Ini perjalanan yang tak direncanakan. Namun setelah melakukannya, kami pun seolah tak percaya bahwa perjalanan dari Kota Bengkulu Provinsi Bengkulu ke
Pangururan, Kabupaten Samosir Provinsi Sumatera Utara bisa ditempuh dalam tempo 24 jam! Mungkin kami bukan yang pertama, tapi ini pengalaman pertama saya yang luar biasa.
Perjalanan ini dipicu rasa cemas dan was-was. Pasalnya, perjalanan dari Kota Bengkulu ke Pangururan bukan jalan-jalan biasa atau dalam rangka mudik Lebaran. Keberangkatan kami ke ibukota Kabupaten Samosir itu dalam rangka melihat orang tua kami (bapak) yang jatuh sakit.
"Kami baru tiba di Pangururan, bapak masuk rumah sakit," suara mamak (ibu) melalui sambungan HP yang segera mengusir rasa kantuk. "Tolong ambil kartu BPJS dan KK, titip sama rombongan bapa uda-mu yang mau ke Samosir pagi ini," pinta mamak dengan suara setengah terisak.
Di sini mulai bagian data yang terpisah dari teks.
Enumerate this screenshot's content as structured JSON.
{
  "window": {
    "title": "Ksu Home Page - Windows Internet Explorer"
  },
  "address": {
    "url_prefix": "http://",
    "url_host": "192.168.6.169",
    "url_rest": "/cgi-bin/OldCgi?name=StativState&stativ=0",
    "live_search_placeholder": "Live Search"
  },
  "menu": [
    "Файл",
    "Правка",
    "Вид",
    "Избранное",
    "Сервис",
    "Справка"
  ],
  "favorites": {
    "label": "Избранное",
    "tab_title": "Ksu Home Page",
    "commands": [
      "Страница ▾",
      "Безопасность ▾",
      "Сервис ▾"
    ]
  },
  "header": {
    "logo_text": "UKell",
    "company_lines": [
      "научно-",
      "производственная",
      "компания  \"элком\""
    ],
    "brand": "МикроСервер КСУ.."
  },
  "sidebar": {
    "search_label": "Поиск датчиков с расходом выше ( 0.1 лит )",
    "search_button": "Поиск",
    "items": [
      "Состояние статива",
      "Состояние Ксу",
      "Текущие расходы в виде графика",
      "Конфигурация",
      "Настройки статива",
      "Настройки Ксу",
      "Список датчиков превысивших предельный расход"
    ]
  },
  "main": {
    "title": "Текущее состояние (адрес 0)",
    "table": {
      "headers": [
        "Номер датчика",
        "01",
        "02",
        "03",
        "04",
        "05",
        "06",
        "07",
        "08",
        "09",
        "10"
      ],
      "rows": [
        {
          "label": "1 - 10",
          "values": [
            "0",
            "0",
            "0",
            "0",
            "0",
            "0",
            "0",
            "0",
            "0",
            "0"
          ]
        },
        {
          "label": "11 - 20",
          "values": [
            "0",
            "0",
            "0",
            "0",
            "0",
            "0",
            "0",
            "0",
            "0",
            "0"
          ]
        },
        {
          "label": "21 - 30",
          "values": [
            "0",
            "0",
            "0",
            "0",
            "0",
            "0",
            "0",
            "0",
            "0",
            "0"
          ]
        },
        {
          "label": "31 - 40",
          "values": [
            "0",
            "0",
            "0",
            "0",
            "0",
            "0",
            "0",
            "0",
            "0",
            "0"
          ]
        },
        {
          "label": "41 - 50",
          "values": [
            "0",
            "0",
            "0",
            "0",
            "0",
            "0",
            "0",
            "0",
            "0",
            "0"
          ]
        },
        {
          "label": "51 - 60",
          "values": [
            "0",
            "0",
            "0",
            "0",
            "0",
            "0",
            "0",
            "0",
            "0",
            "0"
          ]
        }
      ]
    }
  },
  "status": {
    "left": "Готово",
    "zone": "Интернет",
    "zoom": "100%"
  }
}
Setelah percakapan beberapa menit saya memeriksa jam pada handphone. "Jam satu pagi," saya membatin. Kabar buruk dari jauh itu membuat saya tak lagi mampu memejamkan mata. Segera saya bangkit dan bergegas menuju rumah orang tua yang berjarak sekitar 15 menit perjalanan dengan kendaraan bermotor. Pukul 03.00 WIB, kartu BPJS dan KK sudah saya serahkan kepada rombongan paman yang memang sudah berencana pulang kampung hari itu (4 Juli 2016).
Setelah fajar meninggi, kabar dari Pangururan silih berganti. Sekali kabar baik: kondisi bapak agak membaik. Beberapa jam kemudian ditanya, kabarnya tak sedap: kondisi bapak tidak ada kemajuan. Jawaban ibu dan kerabat yang kami tanya pada waktu yang tak berjauhan kerap berbeda hingga membuat saya minta disambungkan langsung dengan dokter yang menangani bapak.
Pada Selasa (5 Juli 2016) sekitar pukul 10.00 WIB, saya akhirnya bisa langsung berkomunikasi dengan dokter. Dokter membeberkan sakit-sakit yang diderita bapak. Mulai kadar gula yang naik, luka pada ginjal, infeksi lambung, dan beberapa sakit lain yang menurut dokter bapak kemungkinan besar harus menjalani transfusi darah. Jika langkah itu diambil, maka tindakannya tidak di Panguruan, tapi harus dirujuk ke Siantar atau Medan.
Tubuh saya bergetar membayangkan kondisi bapak. Apalagi malam sebelumnya, adik yang paling bungsu sempat merekam percakapan dengan videocall. Dia bilang bapak tampak lemas. Hidung dan mulutnya sudah dipasang selang. Dalam kecemasan dan pikiran yang berkecamuk, kami putuskan berangkat ke Pangururan hari itu juga.
Waktu menunjukkan sekitar pukul 19.15 WIB ketika mobil toyota avanza yang kami tumpangi bergerak meninggalkan rumah tulang (paman) yang sengaja kami singgahi mohon doa restu. Kami sepakat mengambil rute Linggau, Sumatera Selatan-Sarolangun, Bungo, Jambi daripada via Mukomuko-Padang-Sumut. Sebab mesti via Mukomuko lebih cepat, tapi kondisi jalan via Linggau jauh lebih bagus. "Waktu tempuhnya nggak selisih jauh," kata adik ipar saya yang sebenarnya juga baru tiba di Bengkulu membawa muatan jeruk Berastagi dengan truknya.
Kami tiba di Kota Curup sekitar pukul 20.30 WIB, singgah di rumah tante (adik perempuan ibu), juga mohon pamit dan doa bagi kesembuhan bapak dan keselamatan perjalanan saya, istri, anak, adik dan ipar. Usai menyeruput kopi hitam dan teh manis hangat buatan tante, kami meninggalkan Kota Curup sekitar pukul 23.00 WIB.
Lewat pukul 07.00 WIB, Selasa (5 Juli 2016), mobil kami sudah merayap di tepi Danau Singkarak. Setelah membeli bantal hasil kerajinan tangan warga sekitar, kami meluncur deras melewati Solok, Padang Panjang, dst. Sore sekitar pukul 15.00 WIB, kami sudah menjejak di Madina (Mandailing Natal), Tapanuli Selatan. Setelah melewati Sipirok, petang sekitar pukul 18.00 WIB, kami istirahat mandi. Kami makan malam di Siborong-borong sekitar pukul 20.00 WIB.